When to use IIC: IIC is appropriate when the ecological question is topological — whether patches are reachable at all, not how probable that dispersal event is. It is faster to compute than PC (no maximum-probability path search) and is useful as a coarse connectivity screen or when dispersal data are unavailable.

3. The Probability of Connectivity (PC)

PC extends IIC from binary to probabilistic edges. Instead of asking whether two patches are connected, it asks: what is the probability that dispersal between them succeeds along the best available route?

$$ \text{PC} = \frac{1}{A_L^2} \sum_{i=1}^{n} \sum_{j=1}^{n} a_i \cdot a_j \cdot p^*_{ij} $$

where $p^*_{ij}$ is the maximum-product path probability — the highest dispersal probability achievable over any path from $i$ to $j$, computed as the product of individual edge probabilities along that path. By convention, $p^*_{ii} = 1$ (a patch is trivially connected to itself); isolated patches contribute only through their self-term.

Why maximum-product, not sum? Summing all path probabilities would double-count the same dispersal event represented by different routes. The maximum-product path represents the single most probable dispersal route, which is the ecologically relevant quantity: an individual uses one path, and the best available path determines whether connectivity is maintained.

Range: PC ∈ [0, 1]. PC → 1 only when the entire landscape is one patch (all $p^*_{ij} = 1$). PC → 0 when all patches are isolated. The square root of PC, scaled by $A_L$, gives EC(PC) — see EC(PC).

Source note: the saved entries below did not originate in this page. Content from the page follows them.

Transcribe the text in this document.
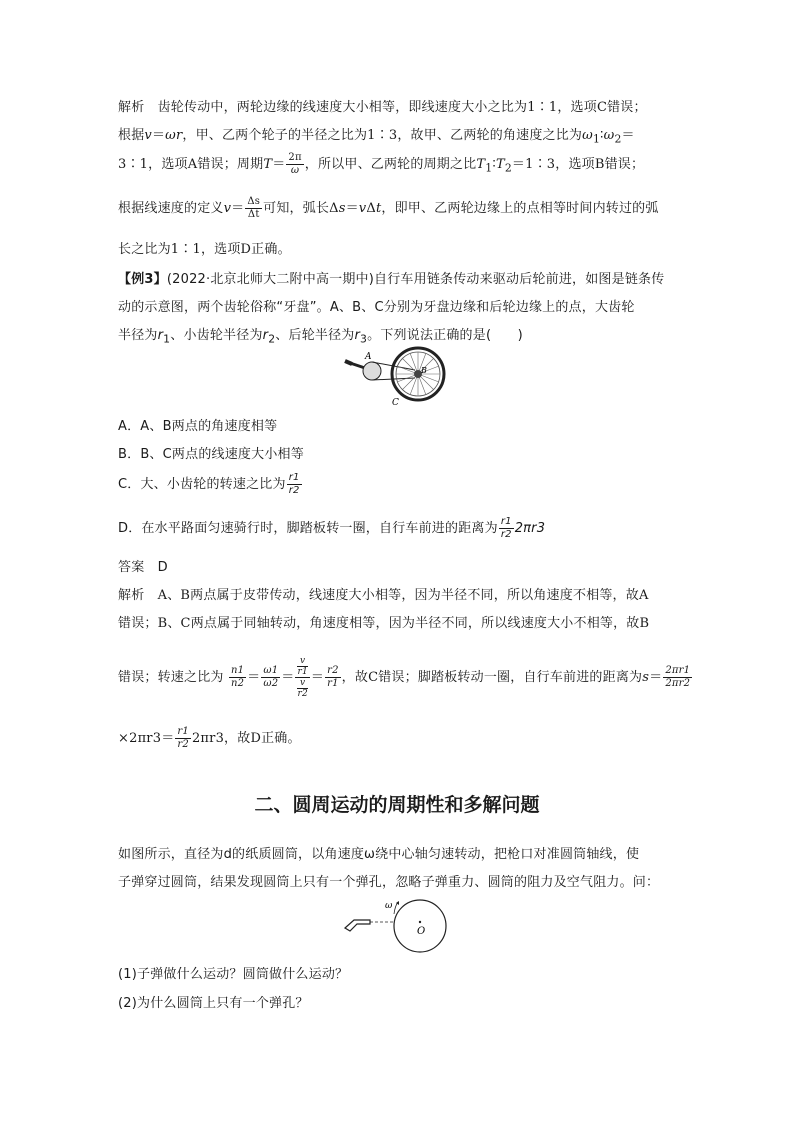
解析　齿轮传动中，两轮边缘的线速度大小相等，即线速度大小之比为1∶1，选项C错误；
根据v＝ωr，甲、乙两个轮子的半径之比为1∶3，故甲、乙两轮的角速度之比为$\omega_1∶\omega_2=$
3∶1，选项A错误；周期$T= \frac{2\pi}{\omega}$ ，所以甲、乙两轮的周期之比$T_1∶T_2=1∶3$，选项B错误；
根据线速度的定义$v= \frac{\Delta s}{\Delta t}$ 可知，弧长Δs＝vΔt，即甲、乙两轮边缘上的点相等时间内转过的弧
长之比为1∶1，选项D正确。
【例3】(2022·北京北师大二附中高一期中)自行车用链条传动来驱动后轮前进，如图是链条传
动的示意图，两个齿轮俗称“牙盘”。A、B、C分别为牙盘边缘和后轮边缘上的点，大齿轮
半径为$r_1$、小齿轮半径为$r_2$、后轮半径为$r_3$。下列说法正确的是(　　)
A
B
C
A．A、B两点的角速度相等
B．B、C两点的线速度大小相等
C．大、小齿轮的转速之比为 $\frac{r1}{r2}$
D．在水平路面匀速骑行时，脚踏板转一圈，自行车前进的距离为 $\frac{r1}{r2} 2\pi r3$
答案　D
解析　A、B两点属于皮带传动，线速度大小相等，因为半径不同，所以角速度不相等，故A
错误；B、C两点属于同轴转动，角速度相等，因为半径不同，所以线速度大小不相等，故B
错误；转速之比为 $\frac{n1}{n2} = \frac{\omega 1}{\omega 2} = v$
r1
v
$r2 = \frac{r2}{r1}$ ，故C错误；脚踏板转动一圈，自行车前进的距离为$s= \frac{2\pi r1}{2\pi r2}$
$\times 2\pi r3= \frac{r1}{r2} 2\pi r3$，故D正确。
二、圆周运动的周期性和多解问题
如图所示，直径为d的纸质圆筒，以角速度ω绕中心轴匀速转动，把枪口对准圆筒轴线，使
子弹穿过圆筒，结果发现圆筒上只有一个弹孔，忽略子弹重力、圆筒的阻力及空气阻力。问：
O
ω
(1)子弹做什么运动？圆筒做什么运动？
(2)为什么圆筒上只有一个弹孔？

Relationship to IIC: PC is the probabilistic generalisation of IIC. When all edges are binary ($p_{ij} \in \{0, 1\}$) and paths are evaluated by number of links rather than probability product, PC reduces to IIC. In practice, PC is more sensitive to the quality of connections, not just their existence.

4. EC(PC) — Equivalent Connected Area

See EC(PC) for the full treatment.

5. Assumptions and limitations

Centroid-to-centroid vs edge-to-edge distances. ekokrati.graph computes inter-patch distances as edge-to-edge (minimum distance between patch boundaries) by default. Centroid-to-centroid distances are available as an alternative. Edge-to-edge distances are more appropriate for species that disperse from habitat boundaries; centroid distances better represent round-trip movement between patch centres. The choice affects dPC rankings on landscapes where patches vary greatly in size.

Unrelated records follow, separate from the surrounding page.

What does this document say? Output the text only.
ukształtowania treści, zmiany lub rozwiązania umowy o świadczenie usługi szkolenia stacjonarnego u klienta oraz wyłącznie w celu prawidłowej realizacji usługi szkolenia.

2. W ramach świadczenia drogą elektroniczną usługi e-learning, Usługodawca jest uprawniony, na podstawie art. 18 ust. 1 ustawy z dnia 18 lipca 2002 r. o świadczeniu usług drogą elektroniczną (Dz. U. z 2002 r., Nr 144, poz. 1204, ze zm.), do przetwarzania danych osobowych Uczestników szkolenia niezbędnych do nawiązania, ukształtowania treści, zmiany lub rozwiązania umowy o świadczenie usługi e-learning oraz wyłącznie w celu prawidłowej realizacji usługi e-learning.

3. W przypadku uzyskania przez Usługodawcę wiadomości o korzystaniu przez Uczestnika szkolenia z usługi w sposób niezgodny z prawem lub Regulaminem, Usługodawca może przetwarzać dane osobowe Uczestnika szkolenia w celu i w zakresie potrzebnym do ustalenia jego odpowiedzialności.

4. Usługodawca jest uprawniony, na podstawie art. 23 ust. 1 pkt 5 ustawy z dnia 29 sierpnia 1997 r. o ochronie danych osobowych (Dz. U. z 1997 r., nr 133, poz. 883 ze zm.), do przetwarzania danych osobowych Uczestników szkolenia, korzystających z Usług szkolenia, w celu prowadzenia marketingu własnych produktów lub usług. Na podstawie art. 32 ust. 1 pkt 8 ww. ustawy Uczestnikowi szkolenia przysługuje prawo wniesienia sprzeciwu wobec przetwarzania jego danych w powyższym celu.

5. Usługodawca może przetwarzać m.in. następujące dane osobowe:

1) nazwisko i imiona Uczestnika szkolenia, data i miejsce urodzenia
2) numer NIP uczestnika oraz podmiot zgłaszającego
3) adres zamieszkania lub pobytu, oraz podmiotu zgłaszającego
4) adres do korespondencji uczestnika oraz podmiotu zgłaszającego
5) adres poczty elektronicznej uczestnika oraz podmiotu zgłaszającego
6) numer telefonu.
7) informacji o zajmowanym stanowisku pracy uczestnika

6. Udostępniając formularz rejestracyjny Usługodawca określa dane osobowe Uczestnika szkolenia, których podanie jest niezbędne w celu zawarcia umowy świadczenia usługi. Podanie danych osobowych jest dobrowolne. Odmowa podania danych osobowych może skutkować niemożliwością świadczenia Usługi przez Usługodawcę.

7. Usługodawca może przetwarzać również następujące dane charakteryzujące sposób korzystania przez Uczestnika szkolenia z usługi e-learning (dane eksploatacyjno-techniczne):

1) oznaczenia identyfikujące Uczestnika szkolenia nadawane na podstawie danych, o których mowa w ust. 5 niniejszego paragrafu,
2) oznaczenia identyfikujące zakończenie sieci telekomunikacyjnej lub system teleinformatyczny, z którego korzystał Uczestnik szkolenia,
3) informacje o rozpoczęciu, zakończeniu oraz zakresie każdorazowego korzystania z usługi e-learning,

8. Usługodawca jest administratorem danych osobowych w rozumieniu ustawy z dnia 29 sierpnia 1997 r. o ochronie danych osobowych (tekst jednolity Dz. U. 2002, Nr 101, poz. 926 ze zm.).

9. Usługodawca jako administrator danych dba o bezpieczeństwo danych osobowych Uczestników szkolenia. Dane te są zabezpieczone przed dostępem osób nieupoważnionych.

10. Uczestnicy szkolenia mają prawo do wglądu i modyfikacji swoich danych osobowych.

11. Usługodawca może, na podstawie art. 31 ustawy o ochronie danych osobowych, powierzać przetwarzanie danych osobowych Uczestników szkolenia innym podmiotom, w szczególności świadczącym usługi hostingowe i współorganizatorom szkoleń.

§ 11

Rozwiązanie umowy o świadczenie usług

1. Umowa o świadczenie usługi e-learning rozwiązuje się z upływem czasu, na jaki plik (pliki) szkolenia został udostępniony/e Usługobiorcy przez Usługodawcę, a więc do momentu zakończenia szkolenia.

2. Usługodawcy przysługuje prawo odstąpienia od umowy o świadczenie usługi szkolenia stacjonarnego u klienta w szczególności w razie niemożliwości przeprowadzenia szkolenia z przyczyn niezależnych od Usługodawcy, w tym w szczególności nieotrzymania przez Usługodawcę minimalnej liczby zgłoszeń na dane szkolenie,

The patch-matrix model. Treating the matrix as homogeneous ignores barriers (roads, rivers) and corridors (hedgerows, riparian strips) that structured movement. This is the main source of model uncertainty. The dispersal kernel partially compensates by representing average landscape resistance through the parameterisation of $\theta$, but it cannot represent spatially explicit barriers.

Scale dependence. PC and dPC are not absolute properties of a landscape — they are properties of a landscape under a specified dispersal scenario. The same landscape looks very well connected to a wide-ranging raptor and highly fragmented to a sedentary invertebrate. Always report the dispersal parameters alongside any connectivity metric.

Patch area as a habitat quality proxy. The model assumes that habitat quality is proportional to patch area: a 10 ha patch supports roughly ten times the population of a 1 ha patch. Where habitat quality varies substantially — for example, a small patch of high-quality ancient woodland adjacent to a large patch of degraded secondary habitat — area-based results should be interpreted carefully. A custom value_field (planned) will allow patch-level quality weights to replace raw area.

Key references

Pascual-Hortal, L. & Saura, S. (2006). Comparison and development of new graph-based landscape connectivity indices. Landscape Ecology, 21(7), 959–967.
Saura, S. & Pascual-Hortal, L. (2007). A new habitat availability index to integrate connectivity in landscape conservation planning. Landscape and Urban Planning, 83(2–3), 91–103.
Urban, D. & Keitt, T. (2001). Landscape connectivity: a graph-theoretic perspective. Ecology, 82(5), 1205–1218.
Saura, S. & Rubio, L. (2010). A common currency for the different ways in which patches and links can contribute to habitat availability and connectivity in the landscape. Ecography, 33(3), 523–537.